In computer storage, capacity is divided into fixed sized units called sectors - typically 512 bytes long3. The sector is the fundamental unit for addressing storage and smallest amount of data that can be transferred to/from a disk drive. While older disk drives used an awkward addressing scheme based on physical geometry, newer drives use a linear series of sector addresses.

The first sector (offset 0) of a FAT16 file system contains the BOOT SECTOR which provides critical information about the file system's organization. Optionally, a number of sectors may be reserved after the boot sector (RESV).

The next major data structure is the File Allocation Table (FAT) from which the file system gets its name. The FAT is essentially an array of 16bit elements 4 each representing a fixed size portion of the DATA AREA. To minimize the FAT's relative size, each element represents a cluster5, a power-of-two multiple number of sectors. In addition to tracking the allocation status of each DATA AREA cluster, FAT elements are also used to store pointers forming linked-lists describing the on-disk location of files and sub-directories spanning multiple clusters.

After the FAT comes the root directory area (ROOT DIR) used to hold the information describing the files and sub-directories at the top of the file system namespace tree. In FAT12 and FAT16, the root directory area is a fixed size which limits the numbers of files and sub-directories that can be stored in it.

The remainder of the disk capacity (DATA AREA) is essentially a heap allocated as needed to store file and sub-directory data. As mentioned previously, use of the DATA AREA is managed by the FAT.

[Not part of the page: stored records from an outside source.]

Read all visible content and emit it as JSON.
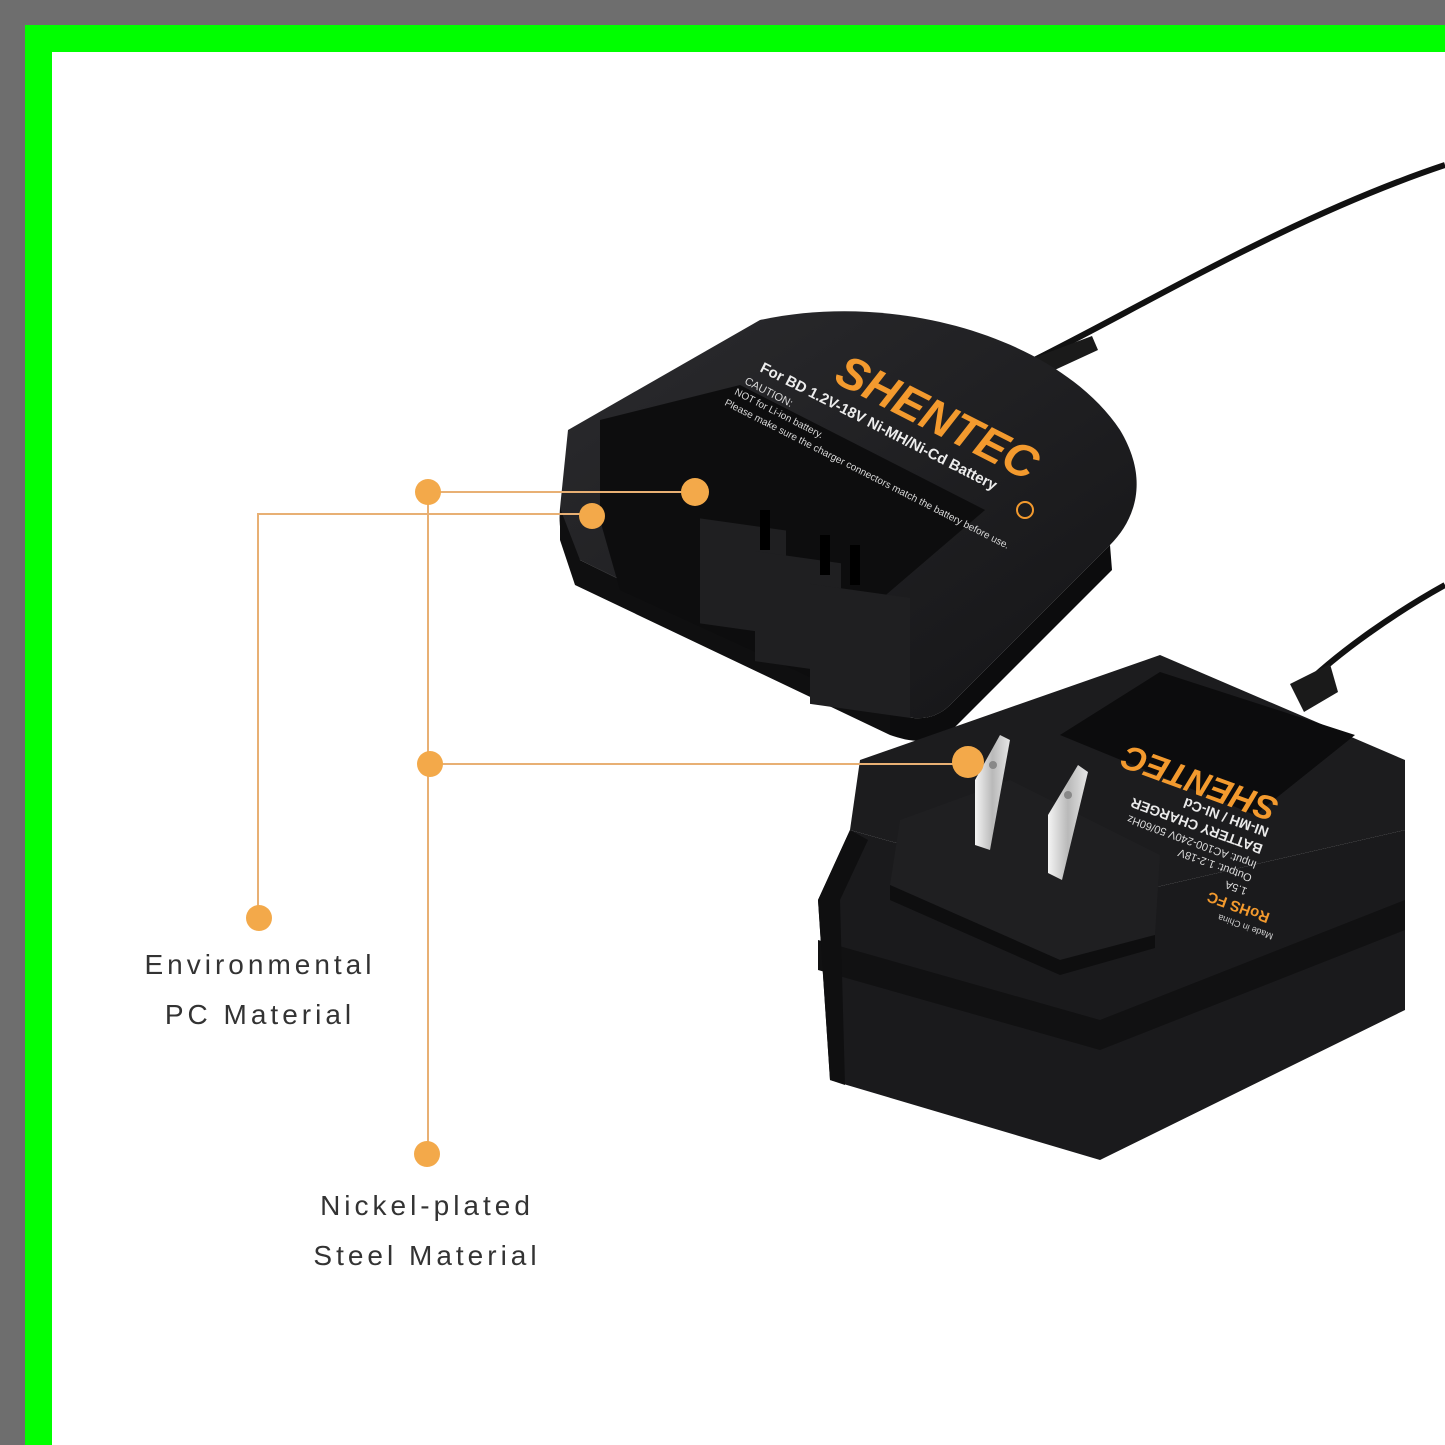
{
  "colors": {
    "accent_orange": "#f3a94a",
    "leader_line": "#e8b074",
    "device_black": "#1d1d1f",
    "frame_green": "#00ff00",
    "frame_gray": "#6e6e6e"
  },
  "cradle": {
    "brand": "SHENTEC",
    "model_line": "For BD 1.2V-18V Ni-MH/Ni-Cd Battery",
    "caution_title": "CAUTION:",
    "caution_line1": "NOT for Li-ion battery.",
    "caution_line2": "Please make sure the charger connectors match the battery before use."
  },
  "adapter": {
    "brand": "SHENTEC",
    "chem": "NI-MH / NI-Cd",
    "type": "BATTERY CHARGER",
    "input": "Input: AC100-240V 50/60Hz",
    "output": "Output: 1.2-18V",
    "current": "1.5A",
    "certs": "RoHS FC",
    "origin": "Made in China"
  },
  "callouts": [
    {
      "id": "pc",
      "line1": "Environmental",
      "line2": "PC Material"
    },
    {
      "id": "steel",
      "line1": "Nickel-plated",
      "line2": "Steel Material"
    }
  ]
}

In the next few posts, I'll describe each of these major areas in greater detail and present the code needed to interpret them. By the end, we should essentially have a read-only FAT file system implementation that will serve as the basis for the remainder of the project.

Footnotes:

1 Here I am ignoring many, many subtle differences and complications. A thorough discussion of the technical details for all of FAT's variants is outside the scope of this series. The curious reader is recommended to read the bountiful information available via a Google search. Brian Carrier's book, File System Forensic Analysis, is another valuable resource (which sadly wasn't available when I first did this project in 2004).

2 Note that FAT16 file systems have a minimum supported size - usually 16MB but some tools may allow smaller sizes.

3 Some enterprise level disk drives use a 520 byte sector - the additional 8 bytes are often used to store error checking and recovery information for RAID systems.

4 The size of the FAT elements is one of the principal differences between the file system variants. FAT12 uses 12bit entries while FAT32 uses 32bit entries. The FAT element size is one of the factors that determines each variant's maximum supported disk size.

5 Other file systems may use the term block instead of cluster.